A. Sie begründeten Ihre Beanstandung, in der Sie die Redaktion des «Echos der Zeit» ansprachen, wie folgt:

„Konsterniert habe ich Ihren Beitrag zur Broschüre des Bernischen Synodalrates unter dem Titel ‚Solidarität bis zum Ende‘ gehört und frage mich seither, ob das die journalistische Qualität auch aller anderer Beiträge in Ihrem Sendegefäss ist.
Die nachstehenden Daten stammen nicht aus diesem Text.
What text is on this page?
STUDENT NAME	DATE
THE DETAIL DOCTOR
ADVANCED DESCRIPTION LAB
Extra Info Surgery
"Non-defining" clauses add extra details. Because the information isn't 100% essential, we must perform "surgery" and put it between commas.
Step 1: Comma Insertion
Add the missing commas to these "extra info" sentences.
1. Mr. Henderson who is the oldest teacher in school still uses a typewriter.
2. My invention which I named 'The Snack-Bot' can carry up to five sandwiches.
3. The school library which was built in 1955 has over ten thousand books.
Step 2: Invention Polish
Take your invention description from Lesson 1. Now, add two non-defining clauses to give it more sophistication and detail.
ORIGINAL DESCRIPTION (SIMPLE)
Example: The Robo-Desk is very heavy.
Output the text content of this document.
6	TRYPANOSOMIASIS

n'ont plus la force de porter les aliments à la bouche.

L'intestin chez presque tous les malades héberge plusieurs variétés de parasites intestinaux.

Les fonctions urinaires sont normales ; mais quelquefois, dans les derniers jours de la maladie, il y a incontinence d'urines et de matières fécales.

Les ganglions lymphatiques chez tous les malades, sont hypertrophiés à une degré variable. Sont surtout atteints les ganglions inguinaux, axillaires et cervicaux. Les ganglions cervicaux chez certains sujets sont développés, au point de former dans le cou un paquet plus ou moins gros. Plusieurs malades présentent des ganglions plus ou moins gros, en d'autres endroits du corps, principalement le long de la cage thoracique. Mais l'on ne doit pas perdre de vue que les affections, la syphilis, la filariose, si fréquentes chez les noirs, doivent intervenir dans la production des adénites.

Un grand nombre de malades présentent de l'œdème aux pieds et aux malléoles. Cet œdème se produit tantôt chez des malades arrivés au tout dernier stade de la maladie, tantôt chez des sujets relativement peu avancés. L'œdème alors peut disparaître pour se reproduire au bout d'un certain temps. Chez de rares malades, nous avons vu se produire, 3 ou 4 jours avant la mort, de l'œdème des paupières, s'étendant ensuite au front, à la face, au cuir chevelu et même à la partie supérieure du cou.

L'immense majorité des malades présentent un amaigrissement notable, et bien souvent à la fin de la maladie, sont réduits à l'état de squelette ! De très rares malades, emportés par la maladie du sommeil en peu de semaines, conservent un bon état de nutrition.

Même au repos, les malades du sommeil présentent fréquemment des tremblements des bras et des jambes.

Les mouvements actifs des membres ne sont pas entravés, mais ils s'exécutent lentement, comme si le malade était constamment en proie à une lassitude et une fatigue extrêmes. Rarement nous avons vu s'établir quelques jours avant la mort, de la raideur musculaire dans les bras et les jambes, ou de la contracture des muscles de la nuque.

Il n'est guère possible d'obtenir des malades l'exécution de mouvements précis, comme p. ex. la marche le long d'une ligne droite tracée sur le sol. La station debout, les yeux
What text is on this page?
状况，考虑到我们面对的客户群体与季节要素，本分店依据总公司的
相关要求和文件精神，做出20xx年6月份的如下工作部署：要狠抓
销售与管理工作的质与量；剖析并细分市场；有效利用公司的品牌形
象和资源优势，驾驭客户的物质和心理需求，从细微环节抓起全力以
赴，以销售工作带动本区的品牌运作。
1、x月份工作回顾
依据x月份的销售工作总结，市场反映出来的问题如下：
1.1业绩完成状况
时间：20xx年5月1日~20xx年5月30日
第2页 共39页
Denn in diesem Fall sehe ich hinter die Kulissen und weiss, dass sie die elementarsten Regeln journalistischer Sorgfaltspflicht ausser Acht gelassen haben und sich völlig unkritisch zu Propagandisten einer kirchenpolitischen Absicht haben machen lassen.

Sie haben den Hauptverantwortlichen für eine kirchenamtliche Schrift interviewt, ohne ihm sachgerechte kritische Fragen zu stellen. Auch nicht ansatzweise haben Sie versucht, die Meinung dieses Kirchenmannes einzuordnen in ihren politischen, sozialen und kulturellen Kontext. Vielmehr haben Sie ihm eine Plattform geboten, dass er die kritischen Stimmen, von denen er selber wohl weiss, qualifizieren konnte als weiterhin tolerierbare Relikte persönlicher Gewissensregungen. Sie selber haben das Stichwort geliefert, dass Pfarrerinnen und Pfarrer sich ‚überfordert‘ fühlen könnten, haben also eine psychologisierende Erklärungen allen sozialethischen Überlegungen vorgeordnet. Sie haben weder die klärende Frage gestellt, wer genau den Anstoss zu dieser Broschüre gegeben hat, noch haben Sie nach der genauen Argumentation der Kritiker gefragt, und schon gar nicht haben Sie eine Stimme aus dem Kreis dieser kritisch argumentierenden Pfarrer und Pfarrerinnen zu Wort kommen lassen.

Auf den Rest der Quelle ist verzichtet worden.